I think an easy solution for this is to have PUBCHEM.COMPOUND:148123 (Docetaxel Trihydrate) resolve to PUBCHEM.COMPOUND:148124 (Docetaxel).
This is also the state on NodeNorm Dev. The good news is that if you turn on drug conflation, these two cliques are merged. The bad news is that we currently use a simple rule to choose which PUBCHEM.COMPOUND to use to represent a drug conflated clique, which is to choose the one with the smallest CURIE suffix. Since 148123 < 148124, Docetaxel Trihydrate is used to represent this entire clique.
So, I think there are two big questions here:
- Why is CHEMBL.COMPOUND:CHEMBL3545252 being merged into PUBCHEM.COMPOUND:148123 rather than PUBCHEM.COMPOUND:148124, when the former is the trihydrate form and the latter is the salt?
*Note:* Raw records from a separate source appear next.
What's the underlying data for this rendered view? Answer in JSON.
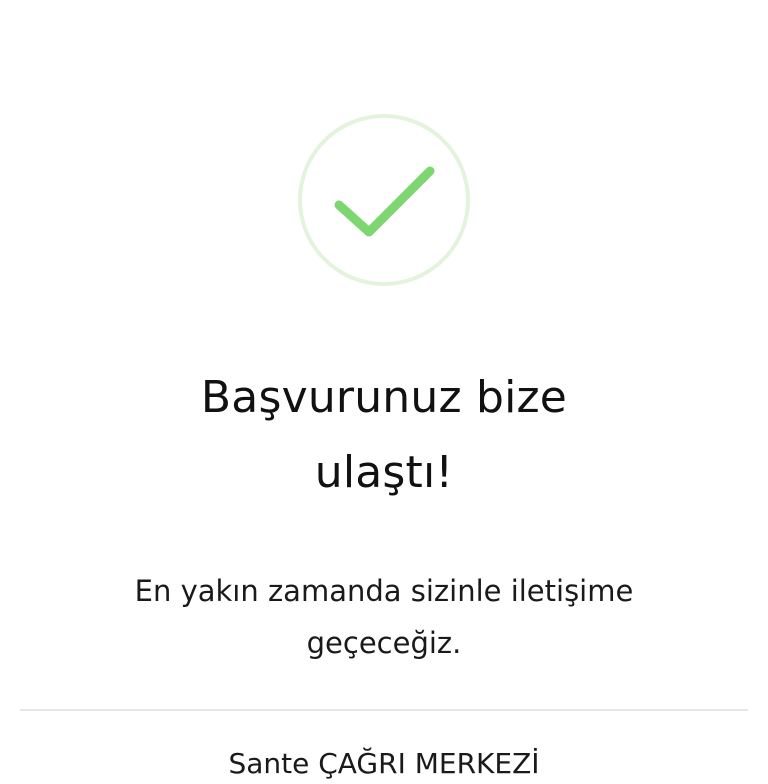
{
  "colors": {
    "check_green": "#7dd66f",
    "ring_green": "#e4f3dc",
    "text": "#111111",
    "divider": "#e6e6e6"
  },
  "icon": {
    "name": "checkmark-circle-icon"
  },
  "title": {
    "line1": "Başvurunuz bize",
    "line2": "ulaştı!"
  },
  "subtitle": {
    "line1": "En yakın zamanda sizinle iletişime",
    "line2": "geçeceğiz."
  },
  "footer": {
    "call_center_label": "Sante ÇAĞRI MERKEZİ"
  }
}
This is easy to answer: we clique chemicals using their InChI keys, and the first two concepts have the same InChI key, while PUBCHEM.COMPOUND:148124 has a different InChI key. There might be a better way to do this.
- Can we choose PUBCHEM.COMPOUND:148124 as the clique leader? One way of doing this might be to choose the one with the shortest label, but that will need some thinking about as well.
Could we use the fact that PUBCHEM.COMPOUND:148123 lists PUBCHEM.COMPOUND:148124 as it's parent compound? (That is Docetaxel Trihydrate states that it's parent is Docetaxel)